Рассказ тэффи мой первый толстой

Я помню. Мне девять лет.

Я читаю «Детство и отрочество» Толстого. Читаю и перечитываю.

В этой книге все для меня родное.

Володя, Николенька, Любочка — все они живут вместе со мною, все они так похожи на меня, на моих сестер и братьев. И дом их в Москве у бабушки — это наш московский дом, и когда я читаю о гостиной, диванной или классной комнате, мне и воображать ничего не надо — это все наши комнаты.

Наталья Саввишна — я ее тоже хорошо знаю — это наша старуха Авдотья Матвеевна, бывшая бабушкина крепостная. У нее тоже сундук с наклеенными на крышке картинками. Только она не такая добрая, как Наталья Саввишна. Она ворчунья. Про нее старший брат даже декламировал: «И ничего во всей природе благословить он не хотел».

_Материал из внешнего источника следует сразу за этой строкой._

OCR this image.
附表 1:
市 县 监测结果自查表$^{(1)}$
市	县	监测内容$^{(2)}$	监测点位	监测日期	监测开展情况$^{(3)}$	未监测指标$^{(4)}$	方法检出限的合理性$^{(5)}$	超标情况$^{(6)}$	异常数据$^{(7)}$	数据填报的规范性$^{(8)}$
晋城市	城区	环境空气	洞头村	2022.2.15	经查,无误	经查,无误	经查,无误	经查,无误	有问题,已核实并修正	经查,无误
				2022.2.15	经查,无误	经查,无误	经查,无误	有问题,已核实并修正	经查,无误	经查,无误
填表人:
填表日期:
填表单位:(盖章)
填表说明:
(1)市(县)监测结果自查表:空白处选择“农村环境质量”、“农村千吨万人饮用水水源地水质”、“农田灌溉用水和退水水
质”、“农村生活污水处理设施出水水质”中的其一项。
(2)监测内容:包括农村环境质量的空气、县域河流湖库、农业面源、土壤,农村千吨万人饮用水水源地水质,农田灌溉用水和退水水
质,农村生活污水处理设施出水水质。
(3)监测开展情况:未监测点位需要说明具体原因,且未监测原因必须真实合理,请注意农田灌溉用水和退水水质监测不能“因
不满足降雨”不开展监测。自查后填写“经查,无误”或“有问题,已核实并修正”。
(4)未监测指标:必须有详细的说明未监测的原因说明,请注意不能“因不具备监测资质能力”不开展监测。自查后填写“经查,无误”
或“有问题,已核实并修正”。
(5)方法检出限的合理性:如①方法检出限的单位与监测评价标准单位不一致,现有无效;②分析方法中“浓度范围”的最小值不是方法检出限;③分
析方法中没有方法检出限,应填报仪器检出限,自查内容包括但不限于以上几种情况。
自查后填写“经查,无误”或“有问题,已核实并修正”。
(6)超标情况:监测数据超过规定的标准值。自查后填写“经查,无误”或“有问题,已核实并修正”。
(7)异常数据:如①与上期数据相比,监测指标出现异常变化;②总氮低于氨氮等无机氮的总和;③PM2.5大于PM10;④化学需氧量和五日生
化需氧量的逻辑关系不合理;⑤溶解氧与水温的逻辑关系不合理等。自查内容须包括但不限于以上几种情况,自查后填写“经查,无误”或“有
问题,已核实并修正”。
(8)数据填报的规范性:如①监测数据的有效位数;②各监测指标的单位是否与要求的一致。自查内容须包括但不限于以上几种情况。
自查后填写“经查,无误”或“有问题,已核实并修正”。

Но все-таки сходство так велико, что, читая строки о Наталье Саввишне, я все время ясно вижу фигуру Авдотьи Матвеевны.

Все свои, все родные.

И даже бабушка, смотрящая вопросительно строгими глазами из-под рюша своего чепца, и флакон с одеколоном на столике у ее кресла, — это все такое же, все родное.

Чужой только гувернер St-Jerome, и я ненавижу его вместе с Николенькой. Да как ненавижу! Дольше и сильнее, кажется, чем он сам, потому что он в конце концов помирился и простил, а я так и продолжала всю жизнь.

«Детство и отрочество» вошло в мое детство и отрочество и слилось с ним органически, точно я не читала, а просто прожила его.

Но в историю моей души, в первый расцвет ее красной стрелой вонзилось другое произведение Толстого — «Война и мир».

Я помню.

* * *

Мне тринадцать лет.

Каждый вечер, в ущерб заданным урокам я читаю и перечитываю все одну и ту же книгу — «Война и мир».

Я влюблена в князя Андрея Болконского. Я ненавижу Наташу, во-первых, оттого, что ревную, во-вторых, оттого, что она ему изменила.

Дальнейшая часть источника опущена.